Regarding $$\sum (1+n^2)^{-1/4} \cos {\frac{n\pi}{6}}$$
With $(1+n^2)^{-1/4}\to 0$ and $\cos {\frac{n\pi}{6}}$ is oscillating around zero. Hint: Look what you get for $\sum_{n=1+m}^{12+m} \frac{1}{\sqrt{n}}\cos\frac{n\pi}{6}$ approximately for all $m$ s.
As has been mentioned, $(1+n^2)^{-1/4}\ge\frac1{\sqrt{2n}}$ which diverges by the integral test.

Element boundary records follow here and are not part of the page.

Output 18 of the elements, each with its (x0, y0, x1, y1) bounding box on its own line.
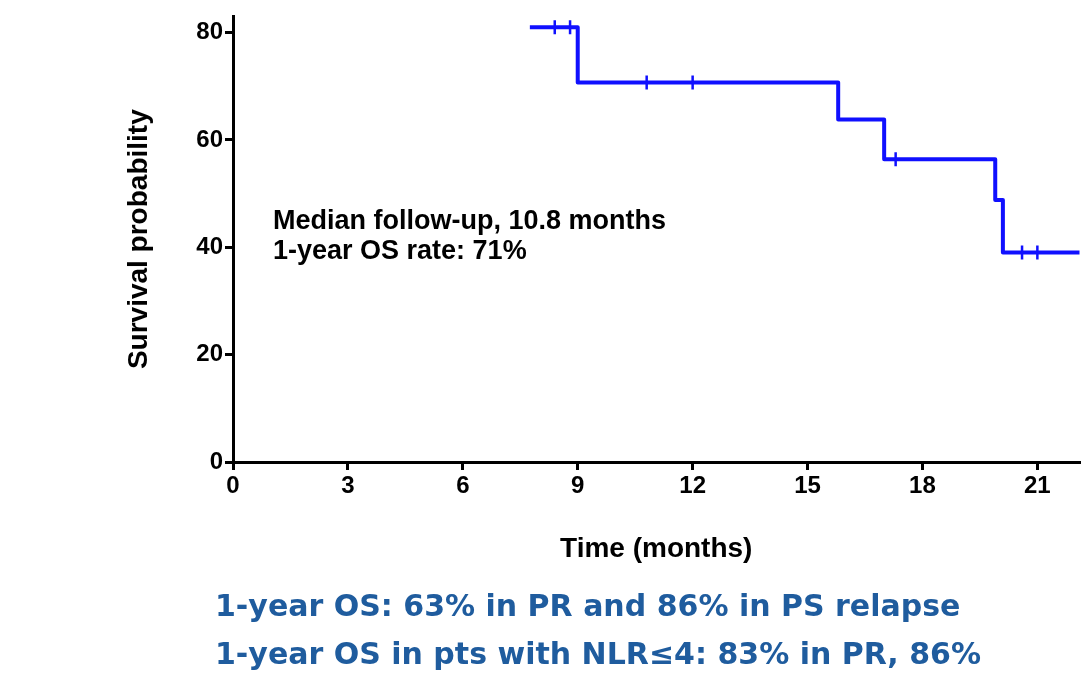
x-tick-label: 18 (909, 471, 936, 499)
text: 1-year OS in pts with NLR≤4: 83% in PR, 86% (215, 635, 982, 673)
x-tick-label: 6 (456, 471, 470, 499)
y-tick-label: 60 (196, 124, 223, 152)
x-tick-label: 9 (571, 471, 585, 499)
x-tick-label: 3 (341, 471, 355, 499)
x-tick-label: 0 (226, 471, 240, 499)
y-tick-label: 0 (209, 446, 223, 474)
x-axis-title: Time (months) (560, 531, 753, 563)
y-axis-title: Survival probability (121, 108, 153, 370)
y-tick-label: 80 (196, 17, 223, 45)
y-tick-label: 40 (196, 231, 223, 259)
annotation: Median follow-up, 10.8 months 1-year OS rate: 71% (273, 204, 667, 265)
x-tick-label: 12 (679, 471, 706, 499)
x-tick-label: 21 (1024, 471, 1051, 499)
text: 1-year OS: 63% in PR and 86% in PS relapse (215, 587, 962, 625)
y-tick-label: 20 (196, 339, 223, 367)
x-tick-label: 15 (794, 471, 821, 499)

Since $\cos(x+\pi)=-\cos(x)$, we have that $$ \begin{align} \sum_{k=n}^{n+11}\cos\left(\frac{k\pi}6\right) &=\sum_{k=n}^{n+5}\left[\cos\left(\frac{k\pi}6\right)+\cos\left(\frac{k\pi}6+\pi\right)\right]\\ &=\sum_{k=n}^{n+5}\left[\cos\left(\frac{k\pi}6\right)-\cos\left(\frac{k\pi}6\right)\right]\\[9pt] &=0 \end{align} $$ That is, the sum of any $12$ consecutive values of $\cos\left(\frac{k\pi}6\right)$ is $0$. Thus, since it has period $12$, $$ \sum_{k=0}^n\cos\left(\frac{k\pi}6\right) $$ is bounded independent of $n$. Therefore, because $(1+n^2)^{-1/4}$ monotonically decreases to $0$, the Dirichlet Test says that $$ \sum_{k=0}^\infty(1+k^2)^{-1/4}\cos\left(\frac{k\pi}6\right) $$ converges.